Frankfurt a.M. (epd). Der Deutsche Hausärzteverband äußert scharfe Kritik an der Entscheidung der Gesundheitsminister von Bund und Ländern, das Angebot von Corona-Impfungen für Kinder und Jugendliche auszuweiten. Der Bundesvorsitzende des Verbandes, Ulrich Weigeldt, sprach von einer Missachtung der Kompetenz der Ständigen Impfkommission (Stiko), die bislang keine allgemeine Impfempfehlung für Kinder und Jugendliche zwischen 12 und 17 Jahren abgegeben hat.

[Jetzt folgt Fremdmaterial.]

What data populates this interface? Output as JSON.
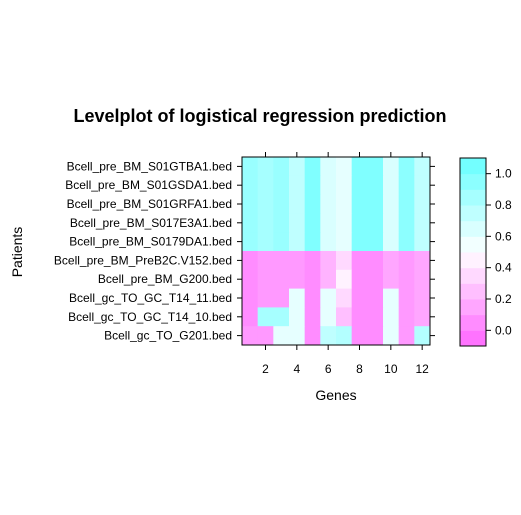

Die Entscheidung der Politik könne zu Verunsicherung führen. „Das Ganze klingt ein wenig nach Wahlkampfgetöse“, sagte Weigeldt dem „RedaktionsNetzwerk Deutschland“ (Dienstag).
„Das Risiko liegt mehr bei den nicht impfwilligen Erwachsenen als bei den Kindern und Jugendlichen zwischen 12 und 17 Jahren”, sagte der Hausärztevertreter. Für Kinder und Jugendliche mit hohem Risiko gebe es ja bereits eine Impfempfehlung. “Warum eine Empfehlung der Stiko dazu zunächst nicht abgewartet werden kann, die sich auf Basis von fundierten Studien zeitnah äußern will, ist mir schleierhaft", sagte Weigeldt.
Die Gesundheitsministerkonferenz hatte am Montag ein flächendeckendes Angebot von Corona-Impfungen für Kinder und Jugendliche zwischen 12 und 17 Jahren beschlossen. Der Vorsitzende der Stiko, Thomas Mertens, sagte dem „Spiegel“, er hoffe, dass die Kommission in den nächsten Tagen eine überarbeitete Empfehlung vorlegt. Eine grundsätzliche Änderung könne er aber nicht versprechen.
Die Stiko könne nicht auf der Grundlage von Daten aus den USA entscheiden, wo die Impfung von Kindern und Jugendlichen explizit empfohlen wird. Die Situation dort sei nicht vergleichbar, „jede Kommission muss das für ihr Land bewerten“, sagte Mertens.
Zu dem Beschluss der Gesundheitsminister äußerte sich der Stiko-Vorsitzende gelassen. „Das ist eine politische Entscheidung, es ist die Freiheit der Politik, so etwas im Sinne der allgemeinen Gesundheitsvorsorge anzubieten“, sagte Mertens. Zugleich sprach er von einer „Stellvertreterdiskussion“ über die Impfung von Kindern, „als sei das der einzige Weg, die Impfquote zu erhöhen“. Dabei sei eine hohe Impfquote von mehr als 75 Prozent bei den 18- bis 59-Jährigen „absolut entscheidend für den Verlauf der 'vierten Welle'“.